Rimo — Software Engineer · Tokyo (AI startup) Building Rimo Voice — AI that transcribes and summarizes business meetings. ~80 merged PRs across the backend (Go), the frontend (TypeScript/React), and the LLM gateway — shipping whole features end-to-end, not just tickets:
- Meeting Groups — designed and shipped the subsystem end-to-end: group CRUD + access-control APIs, per-group document templates, calendar events, and auto-applied note settings/titles — plus the participant-management and notes UI.
- Outgoing webhooks — built the outgoing-webhook platform from scratch: settings model, feature flag,
action.completedevents, a URL-validation test endpoint, and fire-and-forget dispatch — backend and settings UI. - LLM prompt caching & cost tracking — multi-message prompt caching across Claude/Gemini in the LLM gateway, per-query AI-cost accounting via an SSE tee, and sequential-then-parallel template dispatch with cache warming to cut latency.
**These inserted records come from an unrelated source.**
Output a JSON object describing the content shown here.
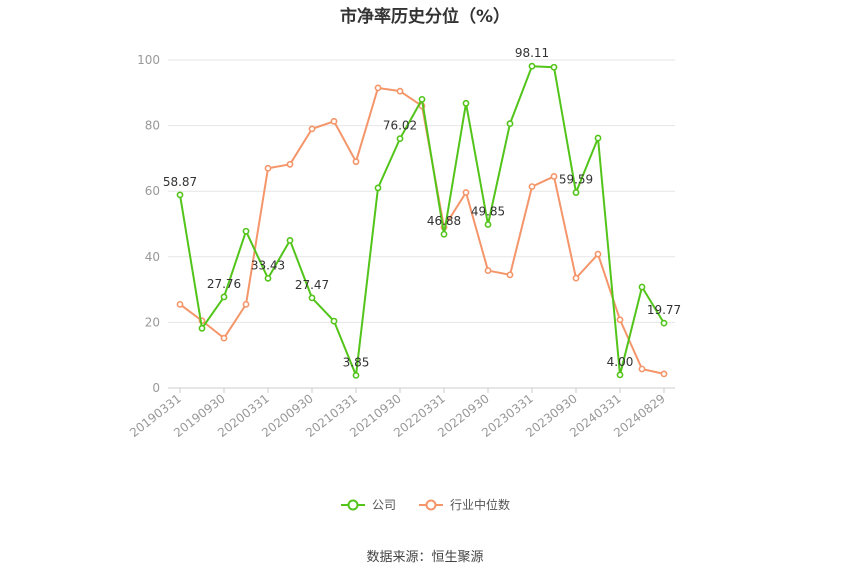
{
  "chart_data": {
    "type": "line",
    "title": "市净率历史分位（%）",
    "ylim": [
      0,
      100
    ],
    "yticks": [
      0,
      20,
      40,
      60,
      80,
      100
    ],
    "x_tick_labels": [
      "20190331",
      "20190930",
      "20200331",
      "20200930",
      "20210331",
      "20210930",
      "20220331",
      "20220930",
      "20230331",
      "20230930",
      "20240331",
      "20240829"
    ],
    "series": [
      {
        "name": "公司",
        "color": "#52c41a",
        "values": [
          58.87,
          18.2,
          27.76,
          47.8,
          33.43,
          45.0,
          27.47,
          20.4,
          3.85,
          61.0,
          76.02,
          88.0,
          46.88,
          86.8,
          49.85,
          80.6,
          98.11,
          97.8,
          59.59,
          76.2,
          4.0,
          30.8,
          19.77
        ],
        "labels": {
          "0": "58.87",
          "2": "27.76",
          "4": "33.43",
          "6": "27.47",
          "8": "3.85",
          "10": "76.02",
          "12": "46.88",
          "14": "49.85",
          "16": "98.11",
          "18": "59.59",
          "20": "4.00",
          "22": "19.77"
        }
      },
      {
        "name": "行业中位数",
        "color": "#f4956a",
        "values": [
          25.5,
          20.5,
          15.2,
          25.5,
          67.0,
          68.2,
          79.0,
          81.3,
          69.0,
          91.5,
          90.5,
          86.0,
          49.0,
          59.6,
          35.8,
          34.5,
          61.4,
          64.5,
          33.5,
          40.8,
          20.8,
          5.8,
          4.3
        ]
      }
    ],
    "legend_position": "bottom",
    "grid": true
  },
  "source": "数据来源：恒生聚源"
}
- Transcription quality — participant dictionary / pronunciation support so names transcribe correctly across the ElevenLabs and Soniox engines.
- Knowledge & desktop auth — folder upload + folder-tree grouping for linked knowledge, and a custom-token flow powering browser-based desktop-app sign-in.
IIIT Jabalpur (IIITDM-J) — B.Tech, Computer Science.